Si les Argentins peuvent désormais accéder librement aux dollars via les canaux bancaires normaux, l'urgence de détenir des stablecoins comme proxy du dollar diminue aux marges. Le premium du marché noir, qui rendait autrefois la crypto la méthode la moins chère pour obtenir une exposition au dollar, devrait fortement se réduire.

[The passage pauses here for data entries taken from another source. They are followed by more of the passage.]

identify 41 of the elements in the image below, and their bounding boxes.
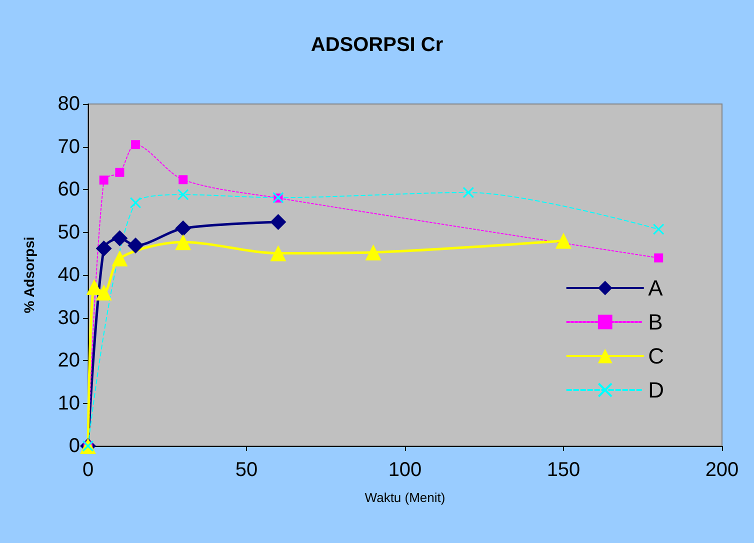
- point: [175, 220, 192, 236]
- point: [365, 244, 382, 260]
- point: [112, 230, 128, 246]
- point: [99, 176, 108, 185]
- legend-label: D: [648, 378, 664, 402]
- x-tick-label: 100: [388, 459, 422, 481]
- point: [96, 240, 112, 256]
- chart-title: ADSORPSI Cr: [310, 34, 444, 56]
- point: [131, 140, 140, 150]
- point: [130, 197, 142, 208]
- point: [653, 224, 664, 235]
- legend-label: A: [648, 276, 664, 300]
- legend-label: B: [648, 310, 663, 334]
- y-tick-label: 40: [58, 264, 80, 286]
- x-tick-label: 200: [705, 459, 739, 481]
- point: [556, 232, 572, 249]
- point: [270, 245, 286, 262]
- point: [178, 175, 188, 184]
- legend-label: C: [648, 344, 664, 368]
- point: [654, 253, 664, 262]
- y-tick-label: 60: [58, 178, 80, 200]
- y-tick-label: 20: [58, 350, 80, 372]
- y-tick-label: 80: [58, 93, 80, 115]
- point: [112, 250, 128, 266]
- x-tick-label: 0: [82, 459, 94, 481]
- point: [270, 214, 286, 230]
- point: [128, 238, 144, 254]
- point: [96, 284, 112, 301]
- y-axis-title: % Adsorpsi: [21, 236, 37, 314]
- point: [175, 234, 192, 250]
- x-tick-label: 50: [235, 459, 258, 481]
- point: [115, 168, 124, 177]
- y-tick-label: 0: [68, 435, 80, 457]
- point: [178, 189, 189, 200]
- point: [462, 186, 474, 198]
- y-tick-label: 30: [58, 306, 80, 329]
- y-tick-label: 70: [58, 136, 80, 158]
- y-tick-label: 10: [58, 392, 80, 414]
- x-axis-title: Waktu (Menit): [364, 490, 446, 505]
- y-tick-label: 50: [58, 221, 80, 244]
- x-tick-label: 150: [546, 459, 580, 481]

Pour les investisseurs traditionnels, la suppression des restrictions sur le rapatriement des bénéfices est l'élément principal. Les entreprises étrangères ont historiquement été réticentes à investir du capital en Argentine précisément parce qu'il était si difficile de retirer leurs fonds. Éliminer cette barrière pourrait débloquer des investissements étrangers directs significatifs, notamment dans les secteurs de l'énergie, de l'agriculture et de l'exploitation minière, où l'Argentine présente des avantages naturels évidents.
À surveiller : l'écart entre le taux de change officiel et le taux du marché parallèle. Si cet écart reste faible, cela signifie que le marché considère la bande comme crédible. S'il s'élargit, cela signifie que les traders parient sur le fait que la banque centrale épuisera eventually ses réserves.